Should GDAL be set to produce GeoTIFF files with compression? Which algorithm should be used?
To select compression method you need to use a command like:
gdal_translate -co "COMPRESS=method" src_dataset dst_dataset
When you use compression biggest trade-off is extra processing time which is required to uncompress the image, and after uncompressing the image would still consume same amount of memory. About information loss there are two basic types of compression:
- lossless - which preserve original data values
- lossy - which degrade data to save even more space
You would lossless algorithms when original data values must be preserved, like DEMs, or raster features. Algorithms like PACKBITS, DEFLATE and LZW are lossless and can be ordered according compression ratio:
- LZW - highest compression ratio, highest processing power
- DEFLATE
- PACKBITS - lowest compression ratio, lowest processing power
Compression ratio still depends on data, if the data has a lot of similar values PACKBITS will yield good results.
Contrary to lossless you would use lossy algorithms like JPEG to compress rasters that don't have to return exact values. For instance, orthophotos or satellite imagery can be compressed using lossy algorithms.
With lzw
and deflate
compression using -co predictor=2
can help with imagery that is smoothly varying as it compresses the differences from pixel to pixel instead of the absolute values, and these will tend to be small and have more patterns (ref). Predictor is only useful with lzw
and deflate
compression, the option has no effect with other methods.
gdal_translate -co compress=lzw -co predictor=2 ...
The predictor savings can be dramatic. I just re-compressed a directory of 16bit geotiff elevation models using up 17GB with the default LZW settings into just 5GB with predictor=2.
There is conflicting info on the differences between predictors 2 & 3 and when each is best applied (ref1, ref2). Perhaps fuel for another question.
Another easy option for savings is -co tiled=yes
. There are some software which can't read tiled images, but those are becoming rarer and mostly outside of GIS (I don't know of any main stream GIS software now that doesn't read them).

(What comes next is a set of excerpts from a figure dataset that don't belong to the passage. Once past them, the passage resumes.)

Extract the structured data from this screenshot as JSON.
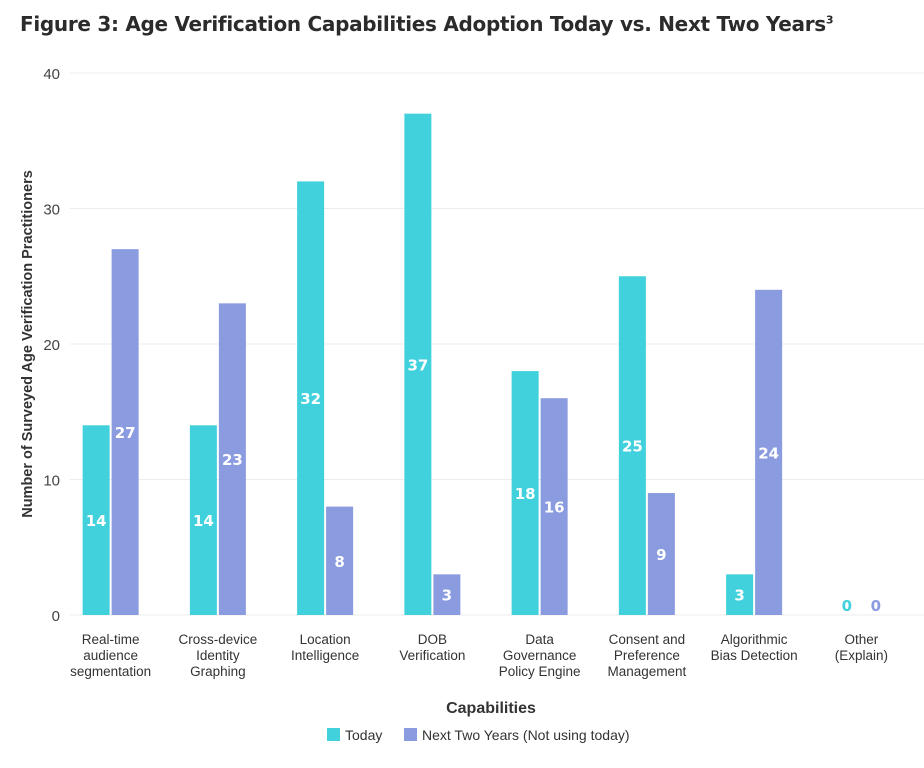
{
  "chart_data": {
    "type": "bar",
    "title": "Figure 3: Age Verification Capabilities Adoption Today vs. Next Two Years",
    "title_superscript": "3",
    "xlabel": "Capabilities",
    "ylabel": "Number of Surveyed Age Verification Practitioners",
    "ylim": [
      0,
      40
    ],
    "yticks": [
      0,
      10,
      20,
      30,
      40
    ],
    "grid": true,
    "legend_placement": "bottom",
    "categories": [
      [
        "Real-time",
        "audience",
        "segmentation"
      ],
      [
        "Cross-device",
        "Identity",
        "Graphing"
      ],
      [
        "Location",
        "Intelligence"
      ],
      [
        "DOB",
        "Verification"
      ],
      [
        "Data",
        "Governance",
        "Policy Engine"
      ],
      [
        "Consent and",
        "Preference",
        "Management"
      ],
      [
        "Algorithmic",
        "Bias Detection"
      ],
      [
        "Other",
        "(Explain)"
      ]
    ],
    "series": [
      {
        "name": "Today",
        "color": "#41D1DC",
        "values": [
          14,
          14,
          32,
          37,
          18,
          25,
          3,
          0
        ]
      },
      {
        "name": "Next Two Years (Not using today)",
        "color": "#8A9BDF",
        "values": [
          27,
          23,
          8,
          3,
          16,
          9,
          24,
          0
        ]
      }
    ]
  }
}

To build on @alfonx's answer of using compressed overviews: This allows the base image to be stored lossless, for data integrity, and the pyramids to be lossy, for speed and some space savings. It's almost the best of both worlds. For the smallest possible overviews with gdaladdo
on RGB images: use jpeg compression, averaged or gaussian resampling instead of the default nearest neighbour (makes the overviews smoother), and YCBCR photometric overview. See the gdaladdo reference page for more info on these options (though it doesn't say much about what photometric is all about).
This is part of a windows batch file I use to apply external jpeg overviews to all tiffs in a directory:
set _opts= -r gauss --config PHOTOMETRIC_OVERVIEW YCBCR ^
--config COMPRESS_OVERVIEW JPEG --config JPEG_QUALITY_OVERVIEW 85
for %%a in (*.tif) do gdaladdo -ro %_opts% %%a 2 4 8 16 32 64
Notes
GDAL 1.6.0 introduced gauss
resampling which can lead to better results average
in case of sharp edges with high contrast or noisy patterns. Powers of 2 levels (2 4 8 ...) should be used so a 3x3 resampling Gaussian kernel is selected.
JPEG_QUALITY_OVERVIEW 85
- if not specified the default of 75% is used, which does yield smaller file, but I find 85% a better compromise in the size vs quality trade off.
Update, 2015: GDAL 1.8 and 2.0 have introduced a lot of new options not covered here and which I haven't had time to digest. Read the official gtiff format page, I'm sure there are additional useful settings detailed.
For big rasters GeoTiff offers the possibility to store (pre-)downscaled overviews as extra images to the GeoTiff file. This can be done with gdaladdo (= GDAL ADD Overview). When creating these overviews, you can manually tell gdal to compress them too:
gdaladdo --config COMPRESS_OVERVIEW JPEG
Speeds up viewing your data without adding too much size. Note: Geotools applications like Geoserver, uDig, AtlasStyler, Geopublisher can all use this feature and profit from overviews.